Oireachtas Joint and Select Committees
Wednesday, 13 April 2022
Joint Oireachtas Committee on Agriculture, Food and the Marine
Challenges Facing the Pig Industry: Discussion.
Mr. Tadhg Buckley:
Our proposal was cross-sectoral, involving both the feed and processing industries, which, as the president said, is quite unique. It was built on a dual-funding proposal, with a portion of funding coming from the State and the remainder coming from a loan system, to be paid back by statutory levy. The challenge with the statutory levy is with introducing legislation. We acknowledge that there will be a challenge and maybe a small delay. We will work with authorities to introduce this as much as we can. If we know that a levy process is being put in place and we have an idea of what funding can come from it, that gives the milling industry a lot of comfort about the capacity of farmers, who owe hundreds of thousands of euro, to stay with them and about the provision of credit. It helps financial institutions to ensure that farmers can continue to get support. The real short-term challenge is liquidity, which can only be maintained in the sector through mills providing credit. That is not their core job, which is to provide feed, but they are now providing a substantial amount of credit, as do financial institutions.
If farmers run out of liquidity, it is inevitable they are going to exit.
On the numbers, Teagasc estimates that 10,135 have gone. The impact from an export point of view alone is just under €70 million. Multiply that out and you have a serious problem. As well as that, where you start losing potentially 20% to 30%, which is what Teagasc is saying is the number in jeopardy, then that affects the core competitiveness of the sector in the medium term.

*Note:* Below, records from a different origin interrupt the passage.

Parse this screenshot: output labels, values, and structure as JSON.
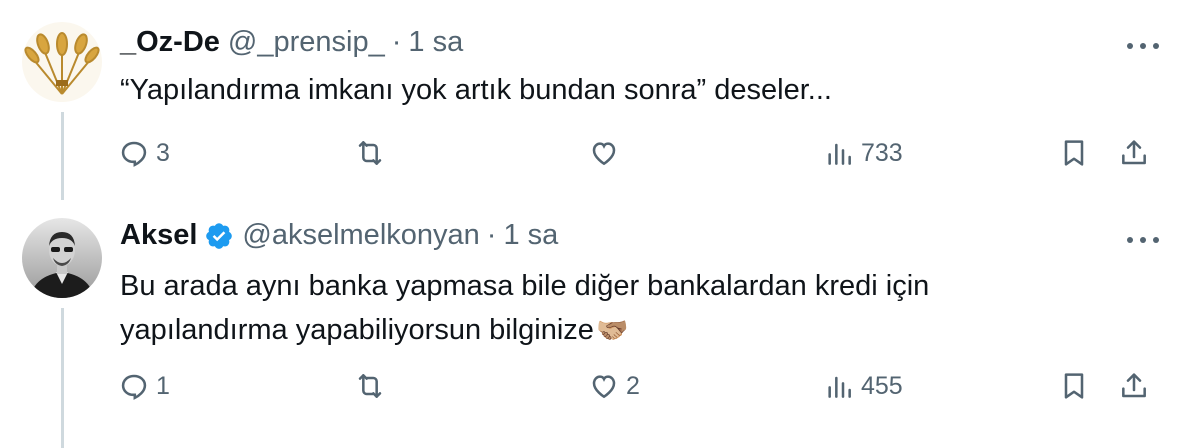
{
  "tweets": [
    {
      "name": "_Oz-De",
      "handle": "@_prensip_",
      "separator": "·",
      "time": "1 sa",
      "text": "“Yapılandırma imkanı yok artık bundan sonra” deseler...",
      "replies": "3",
      "reposts": "",
      "likes": "",
      "views": "733",
      "avatar_icon": "wheat-icon",
      "verified": false
    },
    {
      "name": "Aksel",
      "handle": "@akselmelkonyan",
      "separator": "·",
      "time": "1 sa",
      "text_line1": "Bu arada aynı banka yapmasa bile diğer bankalardan kredi için",
      "text_line2": "yapılandırma yapabiliyorsun bilginize",
      "emoji": "🫱🏼‍🫲🏽",
      "replies": "1",
      "reposts": "",
      "likes": "2",
      "views": "455",
      "avatar_icon": "person-photo",
      "verified": true
    }
  ],
  "colors": {
    "text": "#0f1419",
    "muted": "#536471",
    "verified": "#1d9bf0",
    "thread_line": "#cfd9de"
  }
}
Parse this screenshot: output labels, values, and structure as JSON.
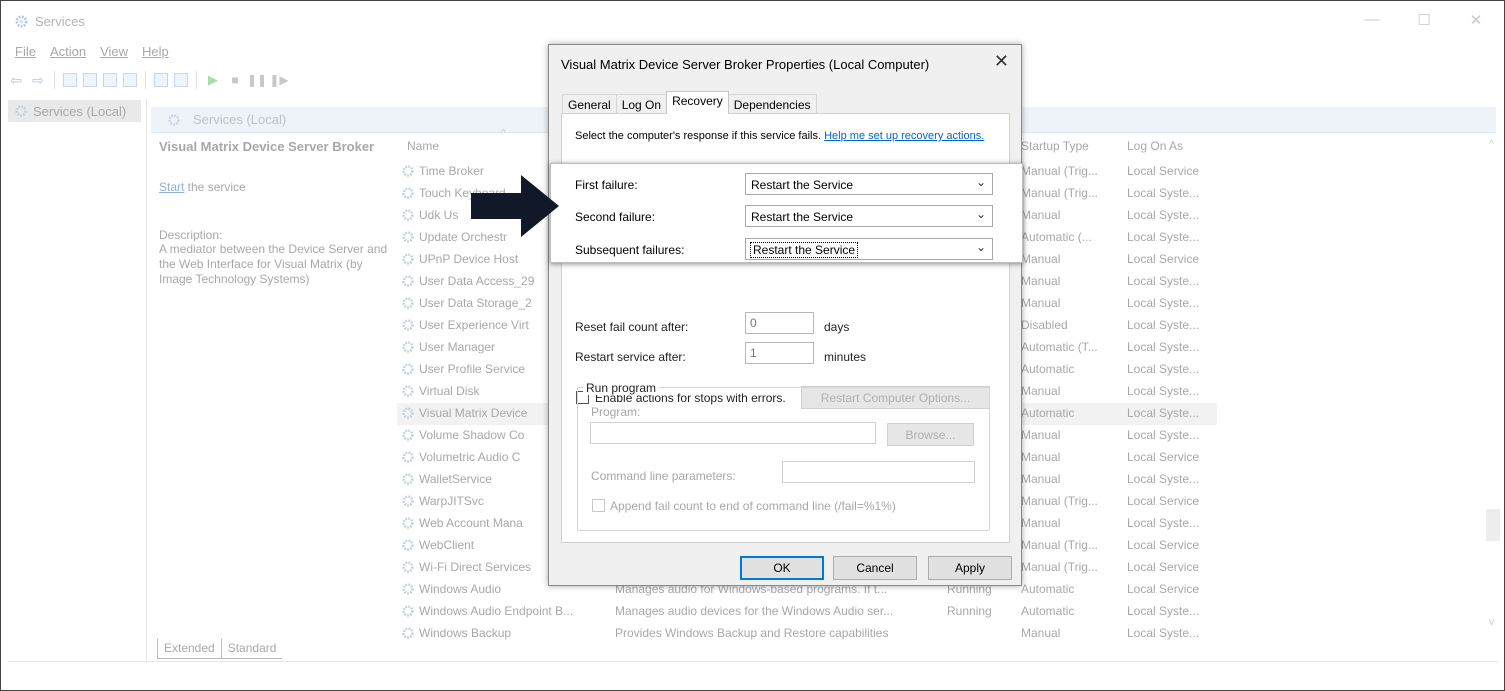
{
  "window": {
    "title": "Services",
    "min": "—",
    "max": "☐",
    "close": "✕"
  },
  "menu": [
    "File",
    "Action",
    "View",
    "Help"
  ],
  "tree": {
    "item": "Services (Local)"
  },
  "pane": {
    "header": "Services (Local)"
  },
  "details": {
    "service_name": "Visual Matrix Device Server Broker",
    "start_link": "Start",
    "start_rest": " the service",
    "desc_label": "Description:",
    "desc_text": "A mediator between the Device Server and the Web Interface for Visual Matrix (by Image Technology Systems)"
  },
  "columns": {
    "name": "Name",
    "startup": "Startup Type",
    "logon": "Log On As"
  },
  "rows": [
    {
      "name": "Time Broker",
      "desc": "",
      "status": "",
      "startup": "Manual (Trig...",
      "logon": "Local Service"
    },
    {
      "name": "Touch Keyboard",
      "desc": "",
      "status": "",
      "startup": "Manual (Trig...",
      "logon": "Local Syste..."
    },
    {
      "name": "Udk Us",
      "desc": "",
      "status": "",
      "startup": "Manual",
      "logon": "Local Syste..."
    },
    {
      "name": "Update Orchestr",
      "desc": "",
      "status": "",
      "startup": "Automatic (...",
      "logon": "Local Syste..."
    },
    {
      "name": "UPnP Device Host",
      "desc": "",
      "status": "",
      "startup": "Manual",
      "logon": "Local Service"
    },
    {
      "name": "User Data Access_29",
      "desc": "",
      "status": "",
      "startup": "Manual",
      "logon": "Local Syste..."
    },
    {
      "name": "User Data Storage_2",
      "desc": "",
      "status": "",
      "startup": "Manual",
      "logon": "Local Syste..."
    },
    {
      "name": "User Experience Virt",
      "desc": "",
      "status": "",
      "startup": "Disabled",
      "logon": "Local Syste..."
    },
    {
      "name": "User Manager",
      "desc": "",
      "status": "",
      "startup": "Automatic (T...",
      "logon": "Local Syste..."
    },
    {
      "name": "User Profile Service",
      "desc": "",
      "status": "",
      "startup": "Automatic",
      "logon": "Local Syste..."
    },
    {
      "name": "Virtual Disk",
      "desc": "",
      "status": "",
      "startup": "Manual",
      "logon": "Local Syste..."
    },
    {
      "name": "Visual Matrix Device",
      "desc": "",
      "status": "",
      "startup": "Automatic",
      "logon": "Local Syste..."
    },
    {
      "name": "Volume Shadow Co",
      "desc": "",
      "status": "",
      "startup": "Manual",
      "logon": "Local Syste..."
    },
    {
      "name": "Volumetric Audio C",
      "desc": "",
      "status": "",
      "startup": "Manual",
      "logon": "Local Service"
    },
    {
      "name": "WalletService",
      "desc": "",
      "status": "",
      "startup": "Manual",
      "logon": "Local Syste..."
    },
    {
      "name": "WarpJITSvc",
      "desc": "",
      "status": "",
      "startup": "Manual (Trig...",
      "logon": "Local Service"
    },
    {
      "name": "Web Account Mana",
      "desc": "",
      "status": "",
      "startup": "Manual",
      "logon": "Local Syste..."
    },
    {
      "name": "WebClient",
      "desc": "",
      "status": "",
      "startup": "Manual (Trig...",
      "logon": "Local Service"
    },
    {
      "name": "Wi-Fi Direct Services",
      "desc": "",
      "status": "",
      "startup": "Manual (Trig...",
      "logon": "Local Service"
    },
    {
      "name": "Windows Audio",
      "desc": "Manages audio for Windows-based programs. If t...",
      "status": "Running",
      "startup": "Automatic",
      "logon": "Local Service"
    },
    {
      "name": "Windows Audio Endpoint B...",
      "desc": "Manages audio devices for the Windows Audio ser...",
      "status": "Running",
      "startup": "Automatic",
      "logon": "Local Syste..."
    },
    {
      "name": "Windows Backup",
      "desc": "Provides Windows Backup and Restore capabilities",
      "status": "",
      "startup": "Manual",
      "logon": "Local Syste..."
    }
  ],
  "bottom_tabs": [
    "Extended",
    "Standard"
  ],
  "dialog": {
    "title": "Visual Matrix Device Server Broker Properties (Local Computer)",
    "close": "✕",
    "tabs": [
      "General",
      "Log On",
      "Recovery",
      "Dependencies"
    ],
    "intro": "Select the computer's response if this service fails. ",
    "intro_link": "Help me set up recovery actions.",
    "first_failure_label": "First failure:",
    "first_failure_value": "Restart the Service",
    "second_failure_label": "Second failure:",
    "second_failure_value": "Restart the Service",
    "subsequent_label": "Subsequent failures:",
    "subsequent_value": "Restart the Service",
    "reset_label": "Reset fail count after:",
    "reset_value": "0",
    "reset_unit": "days",
    "restart_label": "Restart service after:",
    "restart_value": "1",
    "restart_unit": "minutes",
    "enable_label": "Enable actions for stops with errors.",
    "restart_computer_btn": "Restart Computer Options...",
    "run_program_title": "Run program",
    "program_label": "Program:",
    "browse_btn": "Browse...",
    "cmdline_label": "Command line parameters:",
    "append_label": "Append fail count to end of command line (/fail=%1%)",
    "ok": "OK",
    "cancel": "Cancel",
    "apply": "Apply"
  }
}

If you take that chunk out then obviously your capacity to utilise processing facilities and all that side of it is impacted in terms of the economic capacity as well. It would potentially have a huge, long-term negative competitiveness impact on the sector. At the moment, we have 250 to 300 farmers. Many people say it is a small sector in terms of numbers, but it is the third largest in the context of output. People tend to forget that.